Utah Engineers Find Way for Lightning-Fast Computing

Scientists from the University of Utah have created a new material which could potentially lead to quantum computers capable of far faster processing than modern machines. According to their research, published in the journal Proceedings of the National Academy of Sciences (PNAS), the new material acts as both a conductor and an insulator, and is made of a silicon semiconductor with metal atop it

The research, led by University of Utah materials science and engineering professor Feng Liu, was published today in the journal Proceedings of the National Academy of Sciences.

Since the discovery of topological insulators almost a decade ago as a class of material designed to speed up computers, scientists have been trying to create a topological insulator that creates a large energy gap.

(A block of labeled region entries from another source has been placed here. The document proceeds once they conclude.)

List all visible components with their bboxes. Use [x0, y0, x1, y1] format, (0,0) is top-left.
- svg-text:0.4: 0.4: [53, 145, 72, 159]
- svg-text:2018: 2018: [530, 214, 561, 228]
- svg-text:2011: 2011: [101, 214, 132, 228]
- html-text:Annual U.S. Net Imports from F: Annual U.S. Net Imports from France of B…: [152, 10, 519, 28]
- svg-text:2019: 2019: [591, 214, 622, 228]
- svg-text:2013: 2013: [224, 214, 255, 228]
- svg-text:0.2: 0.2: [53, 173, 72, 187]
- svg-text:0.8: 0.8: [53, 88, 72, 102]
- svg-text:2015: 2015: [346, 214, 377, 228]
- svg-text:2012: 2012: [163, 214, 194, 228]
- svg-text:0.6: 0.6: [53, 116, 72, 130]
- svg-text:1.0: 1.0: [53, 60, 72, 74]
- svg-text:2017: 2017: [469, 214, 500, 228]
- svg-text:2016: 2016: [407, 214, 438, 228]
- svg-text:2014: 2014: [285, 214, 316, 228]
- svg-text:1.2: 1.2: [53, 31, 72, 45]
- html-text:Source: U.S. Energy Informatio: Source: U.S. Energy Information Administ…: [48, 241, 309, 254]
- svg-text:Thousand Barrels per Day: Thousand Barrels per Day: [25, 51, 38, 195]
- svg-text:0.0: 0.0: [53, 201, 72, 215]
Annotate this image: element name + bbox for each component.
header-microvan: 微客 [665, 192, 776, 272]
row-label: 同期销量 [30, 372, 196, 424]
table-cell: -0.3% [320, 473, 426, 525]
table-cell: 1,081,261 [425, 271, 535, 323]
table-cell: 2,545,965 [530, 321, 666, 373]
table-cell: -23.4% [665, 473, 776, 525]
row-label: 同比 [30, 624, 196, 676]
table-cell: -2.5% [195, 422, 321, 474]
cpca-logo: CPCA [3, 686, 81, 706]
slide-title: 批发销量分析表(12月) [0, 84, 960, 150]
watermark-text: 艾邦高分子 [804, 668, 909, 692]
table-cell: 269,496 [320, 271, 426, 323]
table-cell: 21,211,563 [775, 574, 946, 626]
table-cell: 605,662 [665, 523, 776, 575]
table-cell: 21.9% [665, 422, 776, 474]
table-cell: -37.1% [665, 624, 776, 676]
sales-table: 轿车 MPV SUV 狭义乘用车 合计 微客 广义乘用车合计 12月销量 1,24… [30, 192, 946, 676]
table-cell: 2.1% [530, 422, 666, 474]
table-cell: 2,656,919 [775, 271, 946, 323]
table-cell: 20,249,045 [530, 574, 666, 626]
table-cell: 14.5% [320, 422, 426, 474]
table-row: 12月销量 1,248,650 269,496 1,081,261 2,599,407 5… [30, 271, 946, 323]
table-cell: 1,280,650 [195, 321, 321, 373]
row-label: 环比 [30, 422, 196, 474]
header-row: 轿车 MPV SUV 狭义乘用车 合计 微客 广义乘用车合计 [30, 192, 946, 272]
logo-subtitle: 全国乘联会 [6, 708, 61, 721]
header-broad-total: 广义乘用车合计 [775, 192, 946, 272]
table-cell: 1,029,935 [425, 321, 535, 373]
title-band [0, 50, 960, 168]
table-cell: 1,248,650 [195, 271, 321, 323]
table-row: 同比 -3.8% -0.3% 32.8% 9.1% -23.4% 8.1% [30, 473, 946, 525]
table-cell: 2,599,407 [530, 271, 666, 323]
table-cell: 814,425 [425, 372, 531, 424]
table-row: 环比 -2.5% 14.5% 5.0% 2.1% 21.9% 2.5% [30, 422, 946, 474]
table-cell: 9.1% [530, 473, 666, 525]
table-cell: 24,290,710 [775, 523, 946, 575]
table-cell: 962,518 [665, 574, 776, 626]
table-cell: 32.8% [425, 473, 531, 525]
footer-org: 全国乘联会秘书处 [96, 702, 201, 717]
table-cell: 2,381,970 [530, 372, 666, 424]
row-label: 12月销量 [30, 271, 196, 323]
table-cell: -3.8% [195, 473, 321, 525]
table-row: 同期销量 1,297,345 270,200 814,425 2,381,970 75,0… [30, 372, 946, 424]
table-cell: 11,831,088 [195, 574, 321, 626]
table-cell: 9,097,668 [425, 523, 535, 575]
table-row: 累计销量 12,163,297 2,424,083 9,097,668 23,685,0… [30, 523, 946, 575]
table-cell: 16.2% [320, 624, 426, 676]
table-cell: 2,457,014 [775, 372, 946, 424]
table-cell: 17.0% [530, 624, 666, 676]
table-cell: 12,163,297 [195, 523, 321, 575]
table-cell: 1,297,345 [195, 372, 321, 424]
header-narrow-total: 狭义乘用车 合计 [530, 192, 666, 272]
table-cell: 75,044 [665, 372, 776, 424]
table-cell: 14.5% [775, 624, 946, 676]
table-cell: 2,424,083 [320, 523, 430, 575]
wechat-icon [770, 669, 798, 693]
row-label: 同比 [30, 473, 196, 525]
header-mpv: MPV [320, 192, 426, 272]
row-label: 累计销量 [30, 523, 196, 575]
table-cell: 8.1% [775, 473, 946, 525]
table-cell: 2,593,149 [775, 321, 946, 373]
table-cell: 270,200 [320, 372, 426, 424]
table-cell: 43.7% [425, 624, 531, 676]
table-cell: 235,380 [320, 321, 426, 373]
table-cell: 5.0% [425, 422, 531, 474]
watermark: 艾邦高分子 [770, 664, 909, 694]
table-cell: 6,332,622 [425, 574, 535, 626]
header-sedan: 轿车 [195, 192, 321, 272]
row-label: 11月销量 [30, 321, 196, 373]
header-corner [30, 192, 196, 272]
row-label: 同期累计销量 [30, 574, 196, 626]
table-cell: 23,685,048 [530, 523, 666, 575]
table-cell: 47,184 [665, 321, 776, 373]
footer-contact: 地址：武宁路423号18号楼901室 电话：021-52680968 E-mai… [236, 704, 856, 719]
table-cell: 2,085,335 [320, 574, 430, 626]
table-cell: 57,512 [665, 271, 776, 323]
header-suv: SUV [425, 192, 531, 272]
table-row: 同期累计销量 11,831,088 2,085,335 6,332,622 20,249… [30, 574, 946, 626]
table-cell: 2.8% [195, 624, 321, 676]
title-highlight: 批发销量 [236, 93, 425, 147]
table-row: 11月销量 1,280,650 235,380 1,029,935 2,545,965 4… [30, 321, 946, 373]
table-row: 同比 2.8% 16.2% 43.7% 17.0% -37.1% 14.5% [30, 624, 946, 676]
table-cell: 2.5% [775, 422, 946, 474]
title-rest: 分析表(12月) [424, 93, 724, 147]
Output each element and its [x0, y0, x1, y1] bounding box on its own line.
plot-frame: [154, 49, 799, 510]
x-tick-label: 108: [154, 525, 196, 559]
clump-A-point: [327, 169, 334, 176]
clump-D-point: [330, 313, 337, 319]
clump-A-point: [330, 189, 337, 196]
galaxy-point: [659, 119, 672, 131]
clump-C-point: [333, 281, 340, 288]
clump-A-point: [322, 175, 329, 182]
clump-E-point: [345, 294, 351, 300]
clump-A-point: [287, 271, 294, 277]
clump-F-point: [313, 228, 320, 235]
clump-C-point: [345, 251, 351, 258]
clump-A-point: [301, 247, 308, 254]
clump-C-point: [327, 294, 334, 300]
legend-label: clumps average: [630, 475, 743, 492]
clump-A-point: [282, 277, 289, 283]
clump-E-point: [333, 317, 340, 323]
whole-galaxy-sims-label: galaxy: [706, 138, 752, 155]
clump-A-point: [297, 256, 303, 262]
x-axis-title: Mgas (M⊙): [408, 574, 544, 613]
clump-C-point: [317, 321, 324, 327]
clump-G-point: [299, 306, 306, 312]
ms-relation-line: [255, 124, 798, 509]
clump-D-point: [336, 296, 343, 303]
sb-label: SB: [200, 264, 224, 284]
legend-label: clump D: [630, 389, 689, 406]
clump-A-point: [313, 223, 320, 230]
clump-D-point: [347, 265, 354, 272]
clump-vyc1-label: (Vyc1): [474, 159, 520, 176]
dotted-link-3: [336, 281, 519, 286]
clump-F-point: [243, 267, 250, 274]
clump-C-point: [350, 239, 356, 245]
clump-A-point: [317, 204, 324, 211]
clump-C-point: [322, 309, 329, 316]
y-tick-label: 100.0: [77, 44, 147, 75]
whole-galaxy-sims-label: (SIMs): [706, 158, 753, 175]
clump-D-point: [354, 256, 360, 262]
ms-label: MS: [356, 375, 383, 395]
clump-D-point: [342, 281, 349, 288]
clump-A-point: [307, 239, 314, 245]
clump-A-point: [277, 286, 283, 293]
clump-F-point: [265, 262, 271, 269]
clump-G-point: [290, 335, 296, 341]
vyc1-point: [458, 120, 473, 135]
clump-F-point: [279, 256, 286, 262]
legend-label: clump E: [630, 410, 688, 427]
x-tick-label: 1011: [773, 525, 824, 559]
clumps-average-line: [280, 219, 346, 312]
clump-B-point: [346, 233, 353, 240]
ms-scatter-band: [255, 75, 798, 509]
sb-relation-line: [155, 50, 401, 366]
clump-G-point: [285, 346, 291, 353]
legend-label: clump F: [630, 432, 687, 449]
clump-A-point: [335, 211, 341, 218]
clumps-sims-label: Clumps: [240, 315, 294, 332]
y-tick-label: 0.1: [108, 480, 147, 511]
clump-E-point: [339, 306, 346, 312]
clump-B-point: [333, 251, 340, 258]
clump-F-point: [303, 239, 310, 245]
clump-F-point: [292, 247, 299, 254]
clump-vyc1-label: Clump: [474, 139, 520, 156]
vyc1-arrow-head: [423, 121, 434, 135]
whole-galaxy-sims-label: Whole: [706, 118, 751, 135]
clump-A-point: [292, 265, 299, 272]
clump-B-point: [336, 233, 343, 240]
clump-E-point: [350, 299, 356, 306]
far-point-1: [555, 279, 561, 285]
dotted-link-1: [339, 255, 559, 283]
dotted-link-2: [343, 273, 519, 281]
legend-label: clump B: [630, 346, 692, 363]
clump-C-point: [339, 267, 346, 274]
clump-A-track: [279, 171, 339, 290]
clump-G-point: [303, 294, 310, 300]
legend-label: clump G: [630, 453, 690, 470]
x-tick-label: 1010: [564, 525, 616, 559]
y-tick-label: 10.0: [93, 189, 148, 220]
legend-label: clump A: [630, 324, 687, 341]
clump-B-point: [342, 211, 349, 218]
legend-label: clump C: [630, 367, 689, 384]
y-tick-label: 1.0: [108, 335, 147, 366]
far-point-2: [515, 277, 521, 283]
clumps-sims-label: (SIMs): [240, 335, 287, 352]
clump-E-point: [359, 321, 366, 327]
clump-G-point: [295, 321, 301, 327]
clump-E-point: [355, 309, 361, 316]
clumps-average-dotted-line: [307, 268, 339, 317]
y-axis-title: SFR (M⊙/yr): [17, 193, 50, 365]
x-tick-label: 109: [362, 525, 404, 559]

An energy gap is the amount of energy it takes for electrons to conduct electricity in a given material. A larger gap allows electricity to be conducted on a material’s surface so a computer can operate at room temperature while remaining stable. Liu and his team found that bismuth metal deposited on the silicon can result in a more stable large-gap topological insulator. But just as important, this process can be cost-effective and readily integrated with current widespread silicon semiconductor manufacturing techniques.

“We can put it on silicon so it can be married or combined with the existing semiconductor technology,” Liu says. “This is very important. It makes it more experimentally feasible and practically realistic.”

Because the bismuth layer is atomically bonded but electronically isolated from the silicon layer, it creates a large energy gap.

“It has the largest energy gap that was ever predicted. It makes room-temperature applications a possibility for topological insulator-based devices or computers,” Liu says.

Quantum computers, which have not been built yet, would run on the principles of quantum mechanics, in which the smallest particles of light and matter can be in different places at the same time. Quantum computers theoretically could be billions of times faster than conventional computers.

Quantum computing is expected to be used in a variety of uses, including in big data centers, security systems and encryption.

Spintronics is a new technology that uses the spin of an electron (instead of charge) in electronic devices. Spin is a property of electrons that makes the electron act like a tiny magnet. Spintronic devices can be used to encode and transfer information in electronic circuits and computers.